Menanti Akhir Serial Skandal di Mahkamah Agung dan Mahkamah Konstitusi
Feature

Menanti Akhir Serial Skandal di Mahkamah Agung dan Mahkamah Konstitusi

Sulit diprediksi. Sejak reformasi sama-sama sudah ada dua hakim agung dan dua hakim konstitusi menjadi pesakitan di Komisi Pembarantasan Korupsi.

Normand Edwin Elnizar
Bacaan 8 Menit

Hatta Ali, Ketua Mahkamah Agung 2012-2020 enggan menanggapi soal skandal terkini di Mahkamah Agung. “Soal sekretaris dan hakim agung yang ditahan saya tidak komentar dulu karena belum ada putusan yang berkekuatan hukum tetap tentang terbukti atau tidaknya,” kata Hatta.
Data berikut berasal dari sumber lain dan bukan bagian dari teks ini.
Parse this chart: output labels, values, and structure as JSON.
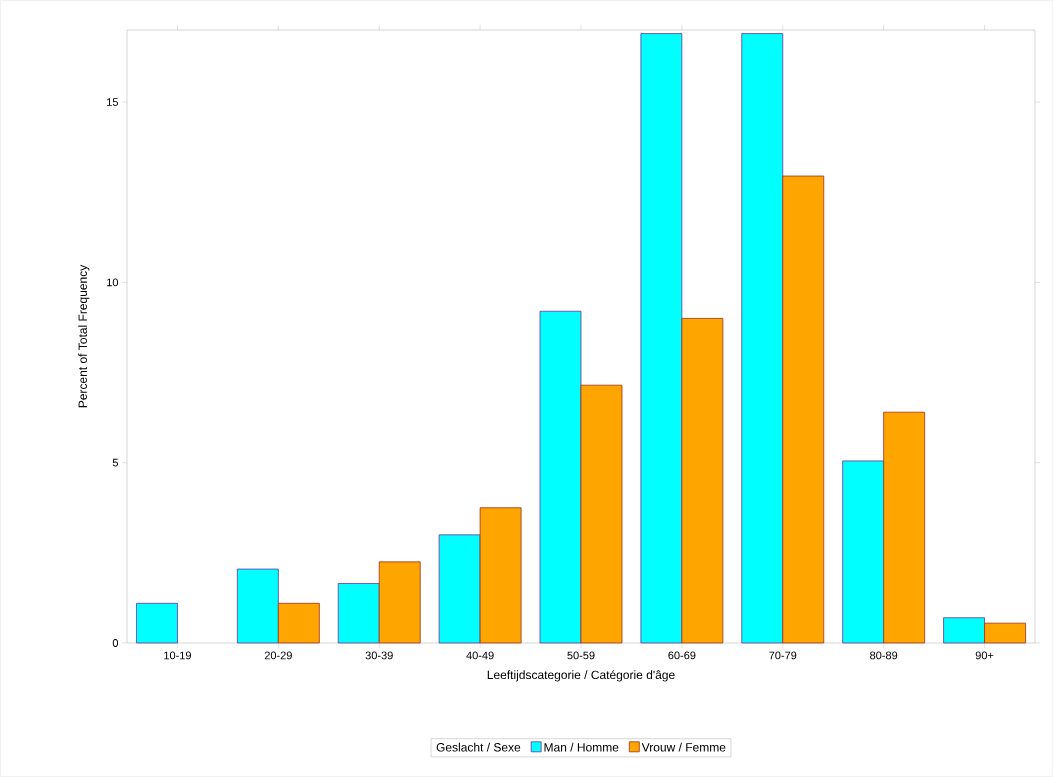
{
  "chart_data": {
    "type": "bar",
    "xlabel": "Leeftijdscategorie / Catégorie d'âge",
    "ylabel": "Percent of Total Frequency",
    "legend_title": "Geslacht / Sexe",
    "legend": "bottom",
    "categories": [
      "10-19",
      "20-29",
      "30-39",
      "40-49",
      "50-59",
      "60-69",
      "70-79",
      "80-89",
      "90+"
    ],
    "series": [
      {
        "name": "Man / Homme",
        "color": "#00ffff",
        "values": [
          1.1,
          2.05,
          1.65,
          3.0,
          9.2,
          16.9,
          16.9,
          5.05,
          0.7
        ]
      },
      {
        "name": "Vrouw / Femme",
        "color": "#ffa500",
        "values": [
          null,
          1.1,
          2.25,
          3.75,
          7.15,
          9.0,
          12.95,
          6.4,
          0.55
        ]
      }
    ],
    "ylim": [
      0,
      17
    ],
    "yticks": [
      0,
      5,
      10,
      15
    ]
  }
}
Di Amerika Serikat pun Skandal Terjadi

Hakim Mahkamah Agung Amerika Serikat, Clarence Thomas belum lama ini terjerat skandal gratifikasi. Thomas awalnya dilaporkan untuk fasilitas perjalanan mewah dari pengusaha pendonor Partai Republik.

Gratifikasi itu ia dapat selama dua dekade sejak menjadi hakim agung. Laporan investigasi media massa ProPublica terus berkembang pada gratifikasi lainnya berupa penerimaan pembayaran biaya sekolah untuk cucunya dan transaksi jual beli mencurigakan dari pengusaha yang sama.

Perlu dicatat, sistem masa jabatan hakim agung di Amerika Serikat berlaku seumur hidup sejak diangkat. Thomas mulai menjabat pada tahun 1991 pada usia 43 tahun hingga kini. Pada saat itu, Thomas sudah diisukan punya skandal soal pelecehan seksual. Toh, ia tetap lolos uji kepatutan oleh parlemen Amerika Serikat dan menjabat hakim agung.

“Formula masa jabatan seumur hidup atau punya batas waktu tertentu tidak ada yang pasti bisa menghindarkan hakim dari perilaku koruptif,” kata Peneliti LeIP lainnya, Muhammad Tanziel ‘Azhe’ Aziezi kepada Hukumonline. Azhe menilai bahwa integritas hakim agung atau hakim konstitusi di puncak peradilan tidak bisa dikontrol dengan sistem masa jabatan. “Pelajaran dari Clarence Thomas adalah menyaring ketat sejak awal calon hakim agung. Periksa laporan harta kekayaannya dan integritasnya,” ujar Azhe mengusulkan.

Pendapat yang sama diungkapkan Ketua Bidang Sumber Daya Manusia, Advokasi, Hukum, Penelitian dan Pengembangan Komisi Yudisial, Binziad ‘Dafi’ Kadafi. Ia mengatakan, “Pengaturan soal masa jabatan itu berpengaruh besar untuk menghindari intervensi hakim, tapi itu bukan satu-satunya faktor masalahnya”. Dafi menilai apa yang dialami Clarence Thomas tidak lepas dari adanya kesempatan. Pengawasan di antara sesama hakim sendiri sangat dibutuhkan.

Baik Azhe maupun Dafi sepakat bahwa pola pembatasan masa jabatan hakim agung dan hakim konstitusi di Indonesia saat ini masih bisa diandalkan. Catatan penting justru diarahkan pada seleksi sosok yang akan mengisi jabatan penting tersebut.